The Underwriters will receive a cash commission of 7% of the
gross proceeds raised in connection with the Bought Deal Offering,
and common share purchase warrants entitling the Underwriters to
purchase within 12 months after closing of the Bought Deal
Offering, Common Shares equal to 7% of the aggregate number of
securities sold pursuant to the Bought Deal Offering at the
Offering Price per Common Share.
This press release shall not constitute an offer to sell or the
solicitation of an offer to buy nor shall there be any sale of the
securities in any jurisdiction in which such offer, solicitation or
sale would be unlawful, including the
United States. The securities have not been and will not be
registered under the United States Securities Act of 1933, as
amended (the "1933 Act"), or any securities laws and may not
be offered or sold in the United
States unless registered under the 1933 Act and any
applicable securities laws of any state of the United States or an applicable exemption
from such registration requirements is available.
About Terra Firma
Terra Firma is a full service,
publicly traded real estate finance company that provides
customized equity and debt solutions to the real estate industry.
Our focus is to arrange and provide financing with flexible terms
to property owners looking to improve or add to their existing real
estate assets but who may be limited by conventional bank
financing, as well as to invest in quality commercial and
residential developments by proven real estate developers.

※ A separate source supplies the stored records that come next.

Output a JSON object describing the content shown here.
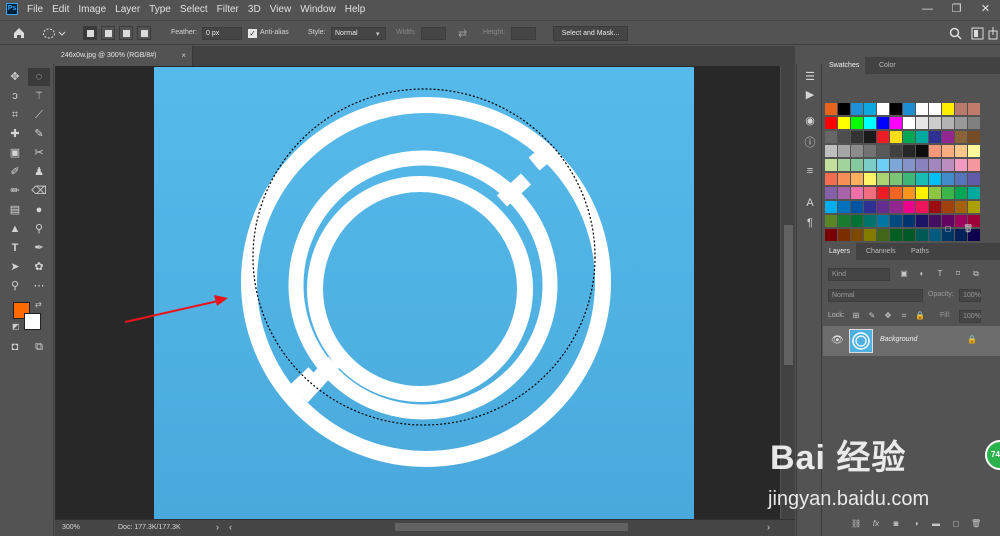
{
  "menubar": {
    "logo": "Ps",
    "items": [
      "File",
      "Edit",
      "Image",
      "Layer",
      "Type",
      "Select",
      "Filter",
      "3D",
      "View",
      "Window",
      "Help"
    ],
    "window_controls": [
      "—",
      "❐",
      "✕"
    ]
  },
  "options": {
    "feather_label": "Feather:",
    "feather_value": "0 px",
    "antialias_label": "Anti-alias",
    "style_label": "Style:",
    "style_value": "Normal",
    "width_label": "Width:",
    "height_label": "Height:",
    "select_mask_label": "Select and Mask..."
  },
  "document": {
    "tab_title": "246x0w.jpg @ 300% (RGB/8#)",
    "close_glyph": "×",
    "zoom": "300%",
    "doc_info": "Doc: 177.3K/177.3K"
  },
  "tools": {
    "foreground_color": "#ff6a00",
    "background_color": "#ffffff"
  },
  "swatches_panel": {
    "tabs": [
      "Swatches",
      "Color"
    ],
    "colors": [
      [
        "#e8631b",
        "#000000",
        "#1e90d8",
        "#0fa7e0",
        "#ffffff",
        "#000000",
        "#1e8ed2",
        "#ffffff",
        "#ffffff",
        "#ffee00",
        "#b97a6a",
        "#c07b6b"
      ],
      [
        "#ff0000",
        "#ffff00",
        "#00ff00",
        "#00ffff",
        "#0000ff",
        "#ff00ff",
        "#ffffff",
        "#e6e6e6",
        "#cccccc",
        "#b3b3b3",
        "#999999",
        "#808080"
      ],
      [
        "#666666",
        "#4d4d4d",
        "#333333",
        "#1a1a1a",
        "#ed1c24",
        "#ffde17",
        "#00a651",
        "#00a99d",
        "#2e3192",
        "#92278f",
        "#8c6239",
        "#754c24"
      ],
      [
        "#bfbfbf",
        "#a6a6a6",
        "#8c8c8c",
        "#737373",
        "#595959",
        "#404040",
        "#262626",
        "#0d0d0d",
        "#f7977a",
        "#f9ad81",
        "#fdc68a",
        "#fff79a"
      ],
      [
        "#c4df9b",
        "#a3d39c",
        "#82ca9d",
        "#7bcdc8",
        "#6ecff6",
        "#7ea7d8",
        "#8493ca",
        "#8882be",
        "#a187be",
        "#bc8dbf",
        "#f49ac1",
        "#f5989d"
      ],
      [
        "#f26c4f",
        "#f68e55",
        "#fbaf5c",
        "#fff467",
        "#acd372",
        "#7cc576",
        "#3bb878",
        "#1abbb4",
        "#00bff3",
        "#438ccb",
        "#5574b9",
        "#605ca8"
      ],
      [
        "#855fa8",
        "#a763a8",
        "#f06ea9",
        "#f26d7d",
        "#ed1c24",
        "#f26522",
        "#f7941d",
        "#fff200",
        "#8dc63f",
        "#39b54a",
        "#00a651",
        "#00a99d"
      ],
      [
        "#00aeef",
        "#0072bc",
        "#0054a6",
        "#2e3192",
        "#662d91",
        "#92278f",
        "#ec008c",
        "#ed145b",
        "#9e0b0f",
        "#a0410d",
        "#a3620a",
        "#aba000"
      ],
      [
        "#598527",
        "#1a7b30",
        "#007236",
        "#00746b",
        "#0076a3",
        "#004a80",
        "#003471",
        "#1b1464",
        "#440e62",
        "#630460",
        "#9e005d",
        "#9e0039"
      ],
      [
        "#790000",
        "#7b2e00",
        "#7d4900",
        "#827b00",
        "#406618",
        "#005e20",
        "#005826",
        "#005952",
        "#005b7f",
        "#003663",
        "#002157",
        "#0d004c"
      ]
    ]
  },
  "layers_panel": {
    "tabs": [
      "Layers",
      "Channels",
      "Paths"
    ],
    "kind_placeholder": "Kind",
    "blend_mode": "Normal",
    "opacity_label": "Opacity:",
    "opacity_value": "100%",
    "lock_label": "Lock:",
    "fill_label": "Fill:",
    "fill_value": "100%",
    "layer_name": "Background"
  },
  "watermark": {
    "brand": "Bai 经验",
    "url": "jingyan.baidu.com",
    "badge": "74"
  }
}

Terra Firma offers a full spectrum
of real estate financing under the guidance of strict corporate
governance, clarity and transparency. For further information
please visit Terra Firma's website
at www.tfcc.ca.
The TSX Venture Exchange has neither approved nor disapproved
the contents of this press release. Neither the TSX Venture
Exchange nor its Regulation Services Provider (as that term is
defined in the policies of the TSX Venture Exchange) accepts
responsibility for the adequacy or accuracy of this press
release.
Notice Regarding Forward-Looking Statements
This Press Release contains forward‐looking
statements with respect matters concerning the business,
operations, strategy and financial performance of Terra Firma. These statements generally can be
identified by use of forward looking word such as "may", "will",
"expects", "estimates", "anticipates", "intends", "believe" or
"could" or the negative thereof or similar variations. Statements
regarding the over-allotment option, the proceeds that would be
realized by Terra Firma if the
over-allotment option is exercised and the proposed use of proceeds
from the Bought Deal Offering and the Private Placement are all
forward-looking statements. The future business, operations and
performance of Terra Firma could
differ materially from those expressed or implied by such
statements. Such forward‐looking statements are
qualified in their entirety by the inherent risks and uncertainties
surrounding future expectations. Forward‐looking
statements are based on a number of assumptions which may prove to
be incorrect. Additional, important factors that could cause actual
results to differ materially from expectations include, among other
things, general economic and market factors, local real estate
conditions, competition, changes in government regulation,
dependence on tenants' financial conditions, interest rates, the
availability of equity and debt financing, environmental and tax
related matters, and reliance on key personnel. There can be no
assurances that forward‐looking statements will prove
to be accurate, as actual results and future events could differ
materially from those anticipated in such statements. Accordingly,
readers should not place undue reliance on
forward‐looking statements. The cautionary statements
qualify all forward‐looking statements attributable
to Terra Firma and persons acting on
its behalf. Unless otherwise stated, all forward looking statements
speak only as of the date of this Press Release and Terra Firma has no obligation to update such
statements except as required by law.